Di sisi lain, sejumlah negara, baik di Kawasan Asia maupun global, berpotensi menjadi mitra Indonesia untuk merealisasikan janji netral karbon sebelum 2060. Dengan begitu, target transisi energi yang ambisius dan teguh jadi kuncinya.
Baca Juga
Konsistensi langkah transisi ke energi terbarukan, lanjut Shofwan, harus dilakukan oleh Indonesia. Pasalnya, transisi ke energi terbarukan tak hanya sekadar masalah lingkungan saja, tetapi langkah strategis penting untuk menjamin pertumbuhan dan kedaulatan dalam jangka panjang.
Dengan meningkatkan kapasitas energi terbarukan menjadi lebih besar, Indonesia akan memiliki ruang manuver yang cukup luas ketika terjadi perubahan geopolitik dan lonjakan harga energi fosil.
“Indonesia tidak bisa terus menunda-nunda transisi ke energi terbarukan. Jika tidak ada political will dari pemerintah, tidak mungkin bisa menaikkan investasi energi terbarukan. Political will yang kokoh dan berkelanjutan menjadi kunci dari perbaikan kelembagaan dan mobilisasi pendanaan,” tambahnya.
Pada kesempatan yang sama, Policy Strategist Cerah, Wicaksono Gitawan, mengingatkan bahwa Indonesia tetap terikat dengan komitmen transisi energi sesuai Undang-Undang No 16 Tahun 2016, yang merupakan bukti Indonesia meratifikasi Perjanjian Paris.
Dengan begitu, meski Amerika Serikat mundur dari Perjanjian Paris dan kesepakatan Just Energi Transition Partnership (JETP), Indonesia berkewajiban merealisasikan transisi dari energi fosil ke energi terbarukan.
Komitmen teguh Indonesia terhadap agenda iklim tidak hanya tergantung pada Negeri Paman Sam. Melalui Belt and Road Initiative (BRI), China mulai mengalihkan investasinya di Indonesia ke proyek energi hijau.

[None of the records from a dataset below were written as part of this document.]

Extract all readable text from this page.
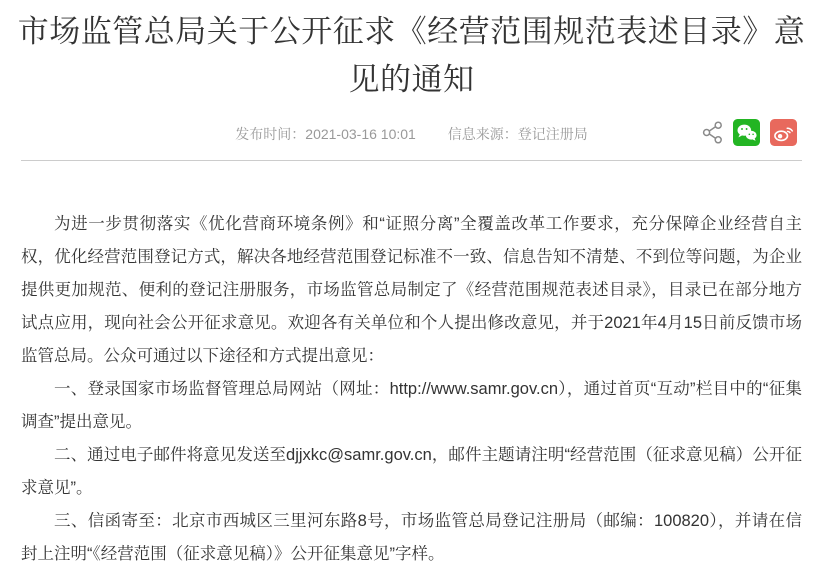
市场监管总局关于公开征求《经营范围规范表述目录》意见的通知
发布时间：2021-03-16 10:01 信息来源：登记注册局

为进一步贯彻落实《优化营商环境条例》和“证照分离”全覆盖改革工作要求，充分保障企业经营自主权，优化经营范围登记方式，解决各地经营范围登记标准不一致、信息告知不清楚、不到位等问题，为企业提供更加规范、便利的登记注册服务，市场监管总局制定了《经营范围规范表述目录》，目录已在部分地方试点应用，现向社会公开征求意见。欢迎各有关单位和个人提出修改意见，并于2021年4月15日前反馈市场监管总局。公众可通过以下途径和方式提出意见：

一、登录国家市场监督管理总局网站（网址：http://www.samr.gov.cn），通过首页“互动”栏目中的“征集调查”提出意见。

二、通过电子邮件将意见发送至djjxkc@samr.gov.cn，邮件主题请注明“经营范围（征求意见稿）公开征求意见”。

三、信函寄至：北京市西城区三里河东路8号，市场监管总局登记注册局（邮编：100820），并请在信封上注明“《经营范围（征求意见稿）》公开征集意见”字样。
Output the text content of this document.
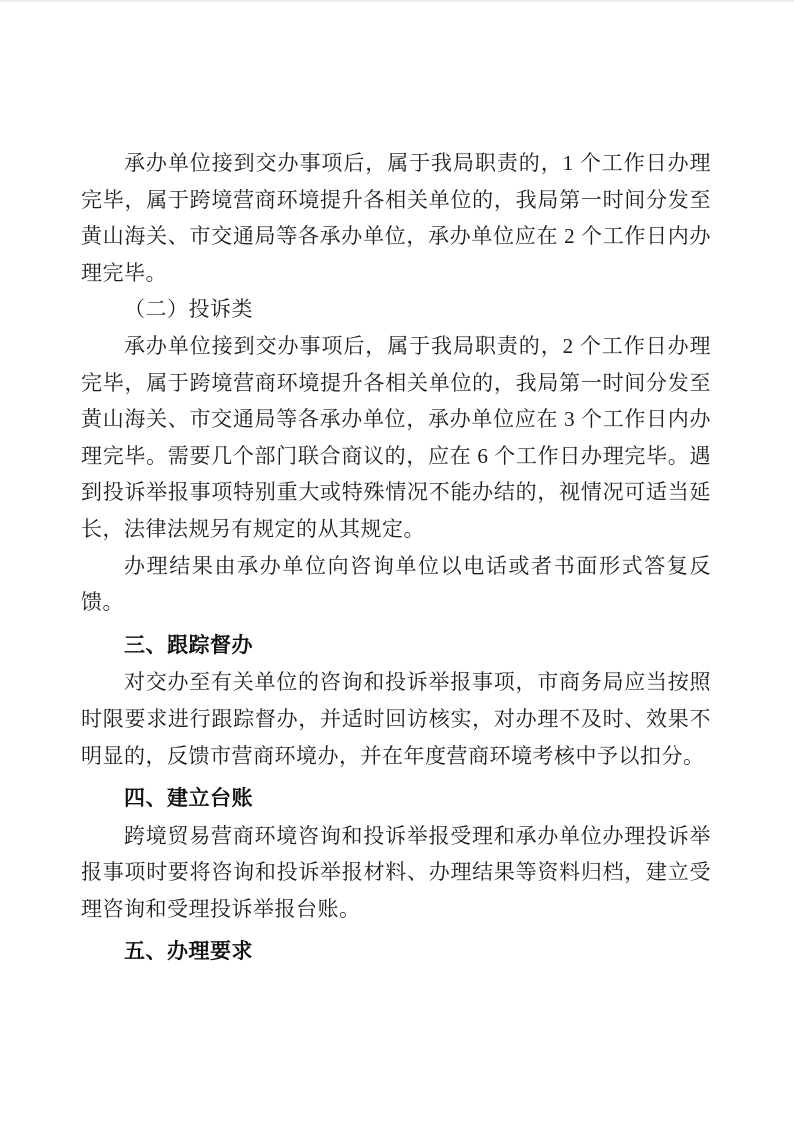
承办单位接到交办事项后，属于我局职责的，1 个工作日办理完毕，属于跨境营商环境提升各相关单位的，我局第一时间分发至黄山海关、市交通局等各承办单位，承办单位应在 2 个工作日内办理完毕。

（二）投诉类

承办单位接到交办事项后，属于我局职责的，2 个工作日办理完毕，属于跨境营商环境提升各相关单位的，我局第一时间分发至黄山海关、市交通局等各承办单位，承办单位应在 3 个工作日内办理完毕。需要几个部门联合商议的，应在 6 个工作日办理完毕。遇到投诉举报事项特别重大或特殊情况不能办结的，视情况可适当延长，法律法规另有规定的从其规定。

办理结果由承办单位向咨询单位以电话或者书面形式答复反馈。

三、跟踪督办

对交办至有关单位的咨询和投诉举报事项，市商务局应当按照时限要求进行跟踪督办，并适时回访核实，对办理不及时、效果不明显的，反馈市营商环境办，并在年度营商环境考核中予以扣分。

四、建立台账

跨境贸易营商环境咨询和投诉举报受理和承办单位办理投诉举报事项时要将咨询和投诉举报材料、办理结果等资料归档，建立受理咨询和受理投诉举报台账。

五、办理要求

Belum lagi Jepang melalui inisiatif Asia Zero Emission Community (AZEC) juga berkomitmen mendukung dekarbonisasi Kawasan Asia.
“Meski demikian, Indonesia tetap harus waspada, mengingat tidak semua rencana investasi China dan Jepang sejalan dengan komitmen netral karbon. China misalnya, meski mulai beralih, investasinya masih dominan di energi fosil, seperti PLTU captive untuk smelter nikel,” kata Wicaksono.